Explaining the process, he adds, “We've developed an anomaly detection algorithm and a classification algorithm. The anomaly detection tries to detect an anomaly and normally if there is one, it indicates the fire. And the classification algorithm classifies false positive and the real cases. So, in some ways, that part about eliminating false positives was taken care of.” 

Dr Abhishek Srivastava, from IIT Indore, in conversation with INDIAai's Jibu Elias

When designing for an area as expansive as 15,000 sq km, the other major problem is that of localisation. “So based on the algorithm, you know that there is a fire as soon as a signal goes back. But how do you locate where the fire is?” The problem is exacerbated with the inability to use GPS effectively in the thickly forested area. Also, the GPS module is very heavy to be attached to the modes. 

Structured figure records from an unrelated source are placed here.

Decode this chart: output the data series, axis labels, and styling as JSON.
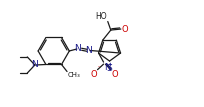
{
  "background": "#ffffff",
  "line_color": "#1a1a1a",
  "nitrogen_color": "#1a1a8a",
  "oxygen_color": "#cc0000",
  "sulfur_color": "#1a1a8a",
  "figsize": [
    2.04,
    1.07
  ],
  "dpi": 100,
  "bond_lw": 0.9,
  "font_size": 5.5,
  "xlim": [
    0,
    20
  ],
  "ylim": [
    0,
    10.5
  ]
}
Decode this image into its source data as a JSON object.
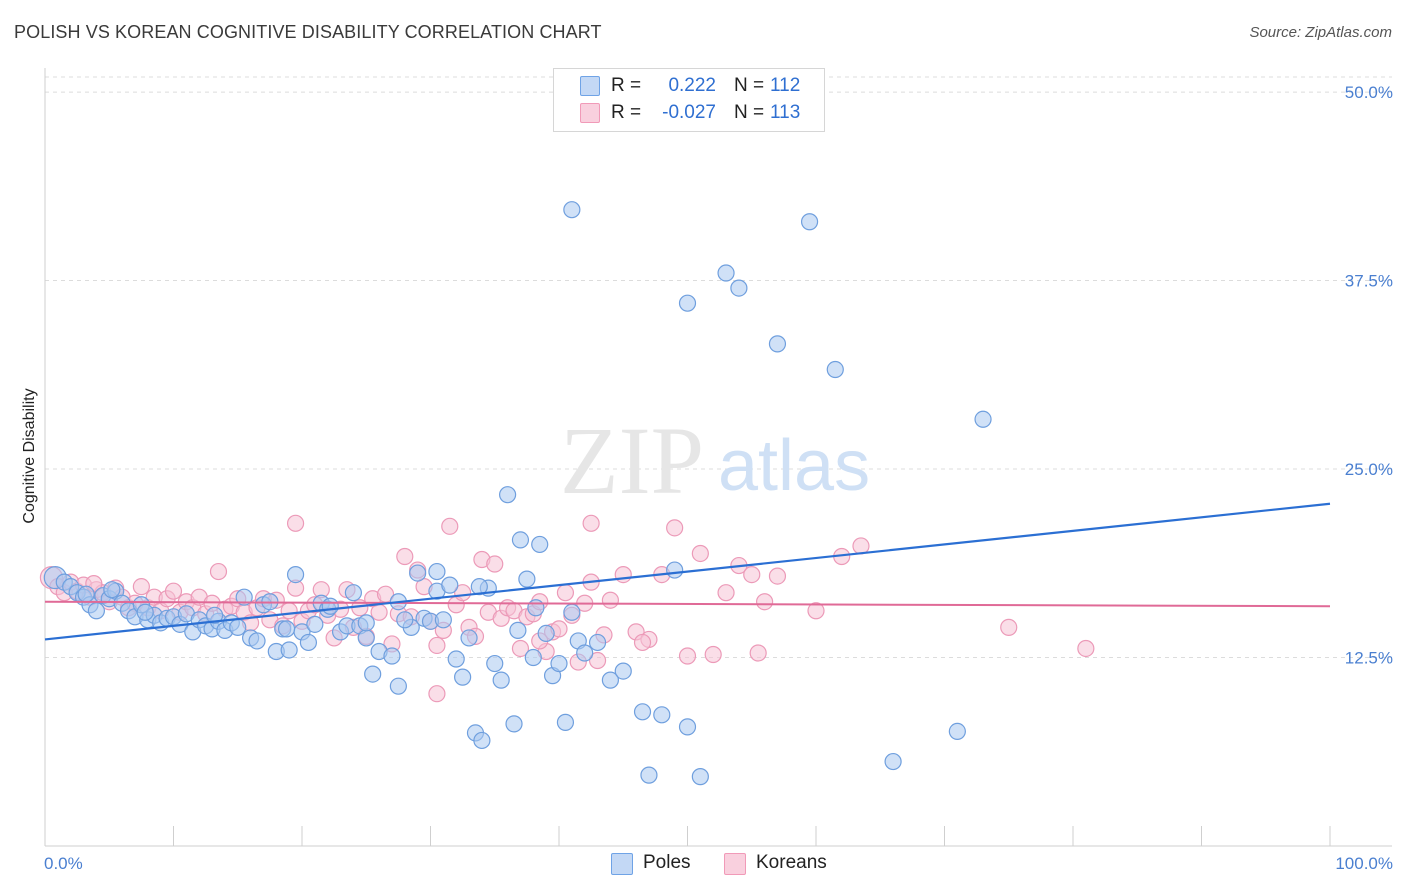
{
  "header": {
    "title": "POLISH VS KOREAN COGNITIVE DISABILITY CORRELATION CHART",
    "source": "Source: ZipAtlas.com"
  },
  "watermark": {
    "zip": "ZIP",
    "atlas": "atlas"
  },
  "legend": {
    "rows": [
      {
        "r_label": "R =",
        "r_value": "0.222",
        "n_label": "N =",
        "n_value": "112",
        "color": "#6fa3e6"
      },
      {
        "r_label": "R =",
        "r_value": "-0.027",
        "n_label": "N =",
        "n_value": "113",
        "color": "#f19ab8"
      }
    ]
  },
  "bottom_legend": [
    {
      "label": "Poles",
      "color": "#6fa3e6"
    },
    {
      "label": "Koreans",
      "color": "#f19ab8"
    }
  ],
  "colors": {
    "poles_fill": "#a9c8f0",
    "poles_stroke": "#6f9fde",
    "poles_line": "#2b6fd3",
    "koreans_fill": "#f6c3d5",
    "koreans_stroke": "#ec9ab8",
    "koreans_line": "#e06a97",
    "grid": "#dcdcdc",
    "tick_label": "#4a7fd0"
  },
  "chart_data": {
    "type": "scatter",
    "title": "POLISH VS KOREAN COGNITIVE DISABILITY CORRELATION CHART",
    "xlabel": "",
    "ylabel": "Cognitive Disability",
    "xlim": [
      0,
      100
    ],
    "ylim": [
      0,
      51
    ],
    "x_tick_labels": [
      "0.0%",
      "100.0%"
    ],
    "y_ticks": [
      12.5,
      25.0,
      37.5,
      50.0
    ],
    "y_tick_labels": [
      "12.5%",
      "25.0%",
      "37.5%",
      "50.0%"
    ],
    "grid": true,
    "legend_position": "top-center",
    "series": [
      {
        "name": "Poles",
        "r": 0.222,
        "n": 112,
        "trend": {
          "x": [
            0,
            100
          ],
          "y": [
            13.7,
            22.7
          ]
        },
        "points": [
          [
            0.8,
            17.8
          ],
          [
            1.5,
            17.5
          ],
          [
            2.0,
            17.2
          ],
          [
            2.5,
            16.8
          ],
          [
            3.0,
            16.5
          ],
          [
            3.5,
            16.0
          ],
          [
            4.0,
            15.6
          ],
          [
            4.5,
            16.6
          ],
          [
            5.0,
            16.4
          ],
          [
            5.5,
            16.9
          ],
          [
            6.0,
            16.1
          ],
          [
            6.5,
            15.6
          ],
          [
            7.0,
            15.2
          ],
          [
            7.5,
            16.0
          ],
          [
            8.0,
            15.0
          ],
          [
            8.5,
            15.3
          ],
          [
            9.0,
            14.8
          ],
          [
            9.5,
            15.1
          ],
          [
            10.0,
            15.2
          ],
          [
            10.5,
            14.7
          ],
          [
            11.0,
            15.4
          ],
          [
            11.5,
            14.2
          ],
          [
            12.0,
            15.0
          ],
          [
            12.5,
            14.6
          ],
          [
            13.0,
            14.4
          ],
          [
            13.5,
            14.9
          ],
          [
            14.0,
            14.3
          ],
          [
            14.5,
            14.8
          ],
          [
            15.0,
            14.5
          ],
          [
            15.5,
            16.5
          ],
          [
            16.0,
            13.8
          ],
          [
            16.5,
            13.6
          ],
          [
            17.0,
            16.0
          ],
          [
            17.5,
            16.2
          ],
          [
            18.0,
            12.9
          ],
          [
            18.5,
            14.4
          ],
          [
            19.0,
            13.0
          ],
          [
            19.5,
            18.0
          ],
          [
            20.0,
            14.2
          ],
          [
            20.5,
            13.5
          ],
          [
            21.0,
            14.7
          ],
          [
            21.5,
            16.1
          ],
          [
            22.0,
            15.7
          ],
          [
            23.0,
            14.2
          ],
          [
            23.5,
            14.6
          ],
          [
            24.0,
            16.8
          ],
          [
            24.5,
            14.6
          ],
          [
            25.0,
            13.8
          ],
          [
            25.5,
            11.4
          ],
          [
            26.0,
            12.9
          ],
          [
            27.0,
            12.6
          ],
          [
            27.5,
            10.6
          ],
          [
            28.5,
            14.5
          ],
          [
            29.0,
            18.1
          ],
          [
            29.5,
            15.1
          ],
          [
            30.0,
            14.9
          ],
          [
            30.5,
            16.9
          ],
          [
            31.0,
            15.0
          ],
          [
            31.5,
            17.3
          ],
          [
            32.0,
            12.4
          ],
          [
            32.5,
            11.2
          ],
          [
            33.0,
            13.8
          ],
          [
            33.5,
            7.5
          ],
          [
            34.0,
            7.0
          ],
          [
            34.5,
            17.1
          ],
          [
            35.0,
            12.1
          ],
          [
            35.5,
            11.0
          ],
          [
            36.0,
            23.3
          ],
          [
            36.5,
            8.1
          ],
          [
            37.0,
            20.3
          ],
          [
            37.5,
            17.7
          ],
          [
            38.0,
            12.5
          ],
          [
            38.5,
            20.0
          ],
          [
            39.0,
            14.1
          ],
          [
            39.5,
            11.3
          ],
          [
            40.0,
            12.1
          ],
          [
            40.5,
            8.2
          ],
          [
            41.0,
            15.5
          ],
          [
            41.5,
            13.6
          ],
          [
            42.0,
            12.8
          ],
          [
            43.0,
            13.5
          ],
          [
            44.0,
            11.0
          ],
          [
            45.0,
            11.6
          ],
          [
            46.5,
            8.9
          ],
          [
            47.0,
            4.7
          ],
          [
            48.0,
            8.7
          ],
          [
            49.0,
            18.3
          ],
          [
            50.0,
            7.9
          ],
          [
            51.0,
            4.6
          ],
          [
            41.0,
            42.2
          ],
          [
            50.0,
            36.0
          ],
          [
            53.0,
            38.0
          ],
          [
            54.0,
            37.0
          ],
          [
            57.0,
            33.3
          ],
          [
            59.5,
            41.4
          ],
          [
            61.5,
            31.6
          ],
          [
            66.0,
            5.6
          ],
          [
            71.0,
            7.6
          ],
          [
            73.0,
            28.3
          ],
          [
            36.8,
            14.3
          ],
          [
            25.0,
            14.8
          ],
          [
            27.5,
            16.2
          ],
          [
            30.5,
            18.2
          ],
          [
            3.2,
            16.7
          ],
          [
            5.2,
            17.0
          ],
          [
            7.8,
            15.5
          ],
          [
            13.2,
            15.3
          ],
          [
            18.8,
            14.4
          ],
          [
            22.2,
            15.9
          ],
          [
            28.0,
            15.0
          ],
          [
            33.8,
            17.2
          ],
          [
            38.2,
            15.8
          ]
        ]
      },
      {
        "name": "Koreans",
        "r": -0.027,
        "n": 113,
        "trend": {
          "x": [
            0,
            100
          ],
          "y": [
            16.2,
            15.9
          ]
        },
        "points": [
          [
            0.5,
            17.8
          ],
          [
            1.0,
            17.2
          ],
          [
            1.5,
            16.8
          ],
          [
            2.0,
            17.5
          ],
          [
            2.5,
            16.9
          ],
          [
            3.0,
            17.3
          ],
          [
            3.5,
            16.5
          ],
          [
            4.0,
            17.0
          ],
          [
            4.5,
            16.8
          ],
          [
            5.0,
            16.2
          ],
          [
            5.5,
            17.1
          ],
          [
            6.0,
            16.5
          ],
          [
            6.5,
            15.8
          ],
          [
            7.0,
            16.1
          ],
          [
            7.5,
            17.2
          ],
          [
            8.0,
            15.8
          ],
          [
            8.5,
            16.5
          ],
          [
            9.0,
            15.6
          ],
          [
            9.5,
            16.4
          ],
          [
            10.0,
            16.9
          ],
          [
            10.5,
            15.5
          ],
          [
            11.0,
            16.2
          ],
          [
            11.5,
            15.8
          ],
          [
            12.0,
            16.5
          ],
          [
            12.5,
            15.4
          ],
          [
            13.0,
            16.1
          ],
          [
            13.5,
            18.2
          ],
          [
            14.0,
            15.7
          ],
          [
            14.5,
            15.9
          ],
          [
            15.0,
            16.4
          ],
          [
            15.5,
            15.5
          ],
          [
            16.0,
            14.8
          ],
          [
            16.5,
            15.8
          ],
          [
            17.0,
            16.4
          ],
          [
            17.5,
            15.0
          ],
          [
            18.0,
            16.3
          ],
          [
            18.5,
            14.6
          ],
          [
            19.0,
            15.6
          ],
          [
            19.5,
            17.1
          ],
          [
            20.0,
            14.9
          ],
          [
            20.5,
            15.6
          ],
          [
            21.0,
            16.0
          ],
          [
            21.5,
            17.0
          ],
          [
            22.0,
            15.3
          ],
          [
            22.5,
            13.8
          ],
          [
            23.0,
            15.7
          ],
          [
            23.5,
            17.0
          ],
          [
            24.0,
            14.5
          ],
          [
            24.5,
            15.8
          ],
          [
            25.0,
            13.9
          ],
          [
            25.5,
            16.4
          ],
          [
            26.0,
            15.5
          ],
          [
            26.5,
            16.7
          ],
          [
            27.0,
            13.4
          ],
          [
            27.5,
            15.4
          ],
          [
            28.0,
            19.2
          ],
          [
            28.5,
            15.2
          ],
          [
            29.0,
            18.3
          ],
          [
            29.5,
            17.2
          ],
          [
            30.0,
            14.9
          ],
          [
            30.5,
            13.3
          ],
          [
            31.0,
            14.3
          ],
          [
            31.5,
            21.2
          ],
          [
            32.0,
            16.0
          ],
          [
            32.5,
            16.8
          ],
          [
            33.0,
            14.5
          ],
          [
            33.5,
            13.9
          ],
          [
            34.0,
            19.0
          ],
          [
            34.5,
            15.5
          ],
          [
            35.0,
            18.7
          ],
          [
            35.5,
            15.1
          ],
          [
            36.0,
            15.8
          ],
          [
            36.5,
            15.6
          ],
          [
            37.0,
            13.1
          ],
          [
            37.5,
            15.2
          ],
          [
            38.0,
            15.4
          ],
          [
            38.5,
            16.2
          ],
          [
            39.0,
            12.9
          ],
          [
            39.5,
            14.2
          ],
          [
            40.0,
            14.4
          ],
          [
            40.5,
            16.8
          ],
          [
            41.0,
            15.3
          ],
          [
            41.5,
            12.2
          ],
          [
            42.0,
            16.1
          ],
          [
            42.5,
            17.5
          ],
          [
            43.0,
            12.3
          ],
          [
            43.5,
            14.0
          ],
          [
            44.0,
            16.3
          ],
          [
            45.0,
            18.0
          ],
          [
            46.0,
            14.2
          ],
          [
            47.0,
            13.7
          ],
          [
            48.0,
            18.0
          ],
          [
            49.0,
            21.1
          ],
          [
            50.0,
            12.6
          ],
          [
            51.0,
            19.4
          ],
          [
            52.0,
            12.7
          ],
          [
            53.0,
            16.8
          ],
          [
            54.0,
            18.6
          ],
          [
            55.0,
            18.0
          ],
          [
            56.0,
            16.2
          ],
          [
            57.0,
            17.9
          ],
          [
            60.0,
            15.6
          ],
          [
            62.0,
            19.2
          ],
          [
            63.5,
            19.9
          ],
          [
            75.0,
            14.5
          ],
          [
            81.0,
            13.1
          ],
          [
            30.5,
            10.1
          ],
          [
            38.5,
            13.6
          ],
          [
            42.5,
            21.4
          ],
          [
            46.5,
            13.5
          ],
          [
            55.5,
            12.8
          ],
          [
            19.5,
            21.4
          ],
          [
            3.8,
            17.4
          ]
        ]
      }
    ]
  }
}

Once the team started using localisation algorithms for multilateration (which is the technology that the GPS uses to locate objects) they soon ran into its limitations as well. “If there is a mode that is in the range of at least three other modes, we do triangulation to find this node. If you do that for one or two iterations, it’s going to be fine. But every time that you localise nodes, there will be some error. When you do it for hundreds of thousands of nodes, the error is going to keep increasing and ultimately spiral out of control. That’s when we started using a combination of multilateration and machine learning.”

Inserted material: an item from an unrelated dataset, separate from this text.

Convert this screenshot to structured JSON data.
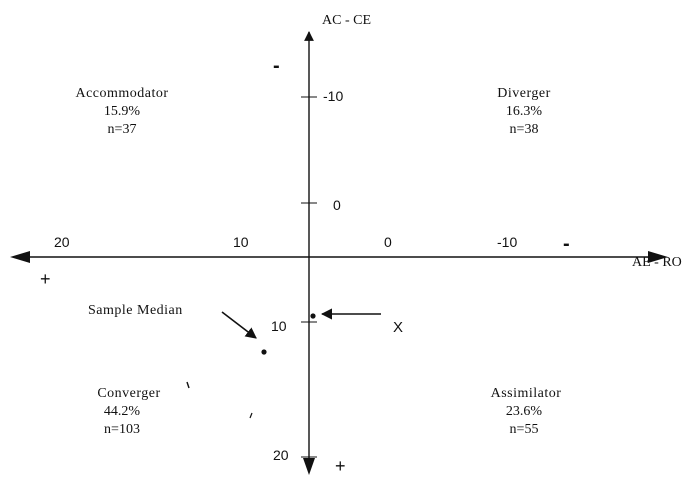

They started training simple algorithms for localisation, offline, and tried to map both the RSSI (received signal strength indicator) and location using machine learning. “The first iteration of localisation was done using machine learning and a large number of modes were localised. Once we had a large amount of covered, we started using the triangulation technique.”

The project is still in the pilot stage, but the team plans to visit Melghat as soon as the lockdowns ease and deploy it on location. The actual experience will be more challenging than the pilot that is being carried out at the university campus, admits Dr Srivastava. "The thing with motes is that you have no way of going in and fixing it – if it's down its down. Also, you can’t have two or three motes for one place because they are expensive and we're talking about hundreds of thousands of motes.”

“Even if  70-80% of the fires are detected, I think it will be a success because scaling it up will probably be the biggest challenge,” says Dr Srivastava.